Animosity022, not sure why you still think that what I want is to exclude existing files (on the destination), when the actual need is the opposite and, I believe, has been adequately described.

@brdlgwmpft thanks, yes, I've already thought of that but wanted to see if there's a built-in solution, either with a specific flag or some kind of built-in filter.

Because that's what you said right here:

felix@gemini:~$ rsync --existing /home/felix/test/ /home/felix/test1/ -P -av
sending incremental file list
./
two
             10 100%    0.00kB/s    0:00:00 (xfr#1, to-chk=0/3)

sent 153 bytes  received 38 bytes  382.00 bytes/sec
total size is 10  speedup is 0.05
felix@gemini:~$ cat test1/two
update me
felix@gemini:~$ ls test
one  two
felix@gemini:~$ ls test1
two

That excludes or skips creating new files on the receiver side.

Godspeed.

Yes, Animosity022, that's what I want. To skip creating new files on the receiving end.

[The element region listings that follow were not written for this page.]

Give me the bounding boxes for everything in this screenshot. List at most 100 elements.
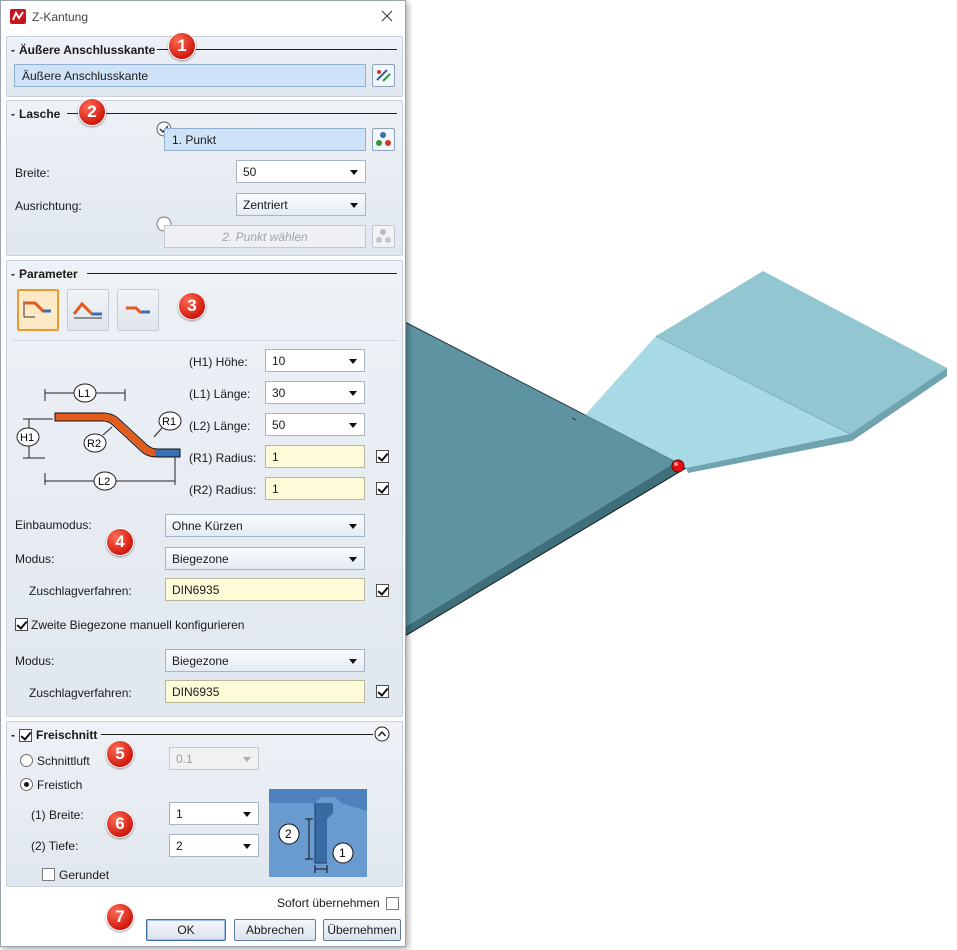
relief-depth-dropdown[interactable]: 2 xyxy=(169,834,259,857)
z-bend-diagram: L1 H1 R2 R1 L2 xyxy=(16,383,182,491)
relief-illustration: 2 1 xyxy=(269,789,367,877)
param-label-r2: (R2) Radius: xyxy=(189,483,257,497)
ok-button[interactable]: OK xyxy=(146,919,226,941)
relief-label: Freistich xyxy=(37,778,83,792)
param-checkbox-r2[interactable] xyxy=(376,482,389,495)
relief-enable-checkbox[interactable] xyxy=(19,728,32,742)
param-value-l2: 50 xyxy=(272,418,286,432)
chevron-down-icon xyxy=(349,524,357,529)
allowance2-input[interactable]: DIN6935 xyxy=(165,680,365,703)
illus-label-2: 2 xyxy=(285,827,292,841)
alignment-label: Ausrichtung: xyxy=(15,199,82,213)
param-label-h1: (H1) Höhe: xyxy=(189,355,248,369)
diagram-label-h1: H1 xyxy=(20,432,34,444)
point1-field[interactable]: 1. Punkt xyxy=(164,128,366,151)
mode-button-outer[interactable] xyxy=(17,289,59,331)
annotation-badge-3: 3 xyxy=(178,292,206,320)
parameters-separator xyxy=(13,340,397,341)
point2-field: 2. Punkt wählen xyxy=(164,225,366,248)
install-mode-dropdown[interactable]: Ohne Kürzen xyxy=(165,514,365,537)
close-icon[interactable] xyxy=(379,8,395,24)
param-checkbox-r1[interactable] xyxy=(376,450,389,463)
pick-point1-button[interactable] xyxy=(372,128,395,151)
alignment-dropdown[interactable]: Zentriert xyxy=(236,193,366,216)
install-mode-value: Ohne Kürzen xyxy=(172,519,243,533)
relief-depth-label: (2) Tiefe: xyxy=(31,839,79,853)
illus-label-1: 1 xyxy=(339,846,346,860)
pick-point-icon xyxy=(376,132,391,146)
mode2-value: Biegezone xyxy=(172,654,229,668)
chevron-down-icon xyxy=(349,659,357,664)
mode-value: Biegezone xyxy=(172,552,229,566)
param-dropdown-h1[interactable]: 10 xyxy=(265,349,365,372)
apply-immediately-checkbox[interactable] xyxy=(386,897,399,910)
mode-button-inner[interactable] xyxy=(67,289,109,331)
install-mode-label: Einbaumodus: xyxy=(15,518,92,532)
outer-edge-field[interactable]: Äußere Anschlusskante xyxy=(14,64,366,87)
rounded-label: Gerundet xyxy=(59,868,110,882)
diagram-label-r2: R2 xyxy=(87,438,101,450)
mode2-dropdown[interactable]: Biegezone xyxy=(165,649,365,672)
section-header: - Äußere Anschlusskante xyxy=(11,42,155,58)
collapse-dash[interactable]: - xyxy=(11,728,15,742)
z-kantung-dialog: Z-Kantung - Äußere Anschlusskante Äußere… xyxy=(0,0,406,947)
apply-immediately-label: Sofort übernehmen xyxy=(277,896,380,910)
allowance-input[interactable]: DIN6935 xyxy=(165,578,365,601)
collapse-dash[interactable]: - xyxy=(11,43,15,57)
clearance-dropdown: 0.1 xyxy=(169,747,259,770)
section-header: - Freischnitt xyxy=(11,727,97,743)
chevron-down-icon xyxy=(243,812,251,817)
width-value: 50 xyxy=(243,165,257,179)
apply-button[interactable]: Übernehmen xyxy=(323,919,401,941)
diagram-label-l1: L1 xyxy=(78,388,90,400)
z-bend-material-icon xyxy=(126,306,150,314)
width-label: Breite: xyxy=(15,166,50,180)
allowance-checkbox[interactable] xyxy=(376,584,389,597)
z-bend-outer-icon xyxy=(23,301,51,318)
relief-radio[interactable] xyxy=(20,778,33,791)
selected-point-marker[interactable] xyxy=(671,459,685,473)
allowance2-checkbox[interactable] xyxy=(376,685,389,698)
collapse-dash[interactable]: - xyxy=(11,267,15,281)
param-input-r2[interactable]: 1 xyxy=(265,477,365,500)
pick-point2-button xyxy=(372,225,395,248)
allowance-label: Zuschlagverfahren: xyxy=(29,584,132,598)
selected-point-highlight xyxy=(674,462,678,466)
rounded-checkbox[interactable] xyxy=(42,868,55,881)
chevron-down-icon xyxy=(350,203,358,208)
section-title-relief: Freischnitt xyxy=(36,728,98,742)
param-dropdown-l2[interactable]: 50 xyxy=(265,413,365,436)
section-outer-edge: - Äußere Anschlusskante Äußere Anschluss… xyxy=(6,36,403,97)
clearance-radio[interactable] xyxy=(20,754,33,767)
width-dropdown[interactable]: 50 xyxy=(236,160,366,183)
section-title-parameters: Parameter xyxy=(19,267,78,281)
chevron-down-icon xyxy=(349,557,357,562)
chevron-down-icon xyxy=(243,757,251,762)
pick-point-icon xyxy=(376,229,391,243)
mode-button-material[interactable] xyxy=(117,289,159,331)
section-divider xyxy=(67,113,397,114)
allowance2-label: Zuschlagverfahren: xyxy=(29,686,132,700)
collapse-dash[interactable]: - xyxy=(11,107,15,121)
annotation-badge-7: 7 xyxy=(106,903,134,931)
param-input-r1[interactable]: 1 xyxy=(265,445,365,468)
relief-width-dropdown[interactable]: 1 xyxy=(169,802,259,825)
second-zone-checkbox[interactable] xyxy=(15,618,28,631)
collapse-chevron-up-icon[interactable] xyxy=(374,726,390,742)
cancel-button[interactable]: Abbrechen xyxy=(234,919,316,941)
chevron-down-icon xyxy=(349,391,357,396)
title-bar: Z-Kantung xyxy=(1,1,405,33)
annotation-badge-6: 6 xyxy=(106,810,134,838)
mode-dropdown[interactable]: Biegezone xyxy=(165,547,365,570)
chevron-down-icon xyxy=(349,423,357,428)
relief-depth-value: 2 xyxy=(176,839,183,853)
pick-edge-button[interactable] xyxy=(372,64,395,87)
z-bend-inner-icon xyxy=(72,301,102,319)
section-parameters: - Parameter L1 H1 R2 R1 L2 (H1) Höhe: 10… xyxy=(6,260,403,717)
section-tab: - Lasche 1. Punkt Breite: 50 Ausrichtung… xyxy=(6,100,403,256)
relief-width-label: (1) Breite: xyxy=(31,808,84,822)
section-divider xyxy=(87,273,397,274)
annotation-badge-4: 4 xyxy=(106,528,134,556)
relief-width-value: 1 xyxy=(176,807,183,821)
param-dropdown-l1[interactable]: 30 xyxy=(265,381,365,404)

So if Remote, or C as you like it, has files :

1.txt, modified today
2.txt, modified today
3.txt, modified today

And computer B, has files :

1.txt, modified yesterday
2.txt, modified yesterday

I'd want to do rclone copy C B --magic-flag-that-doesnt-exist so that in the end, B ends up with :

1.txt, modified today
2.txt, modified today

Again, I'm not sure how you're confused.
@brdlgwmpft and @asdffdsa seem to have gotten it right on the first try.

Clearly, they are just smarter than me.

Again, I'm surprised you continue to talk down to someone spending their time to help you out. Good luck as I'm done.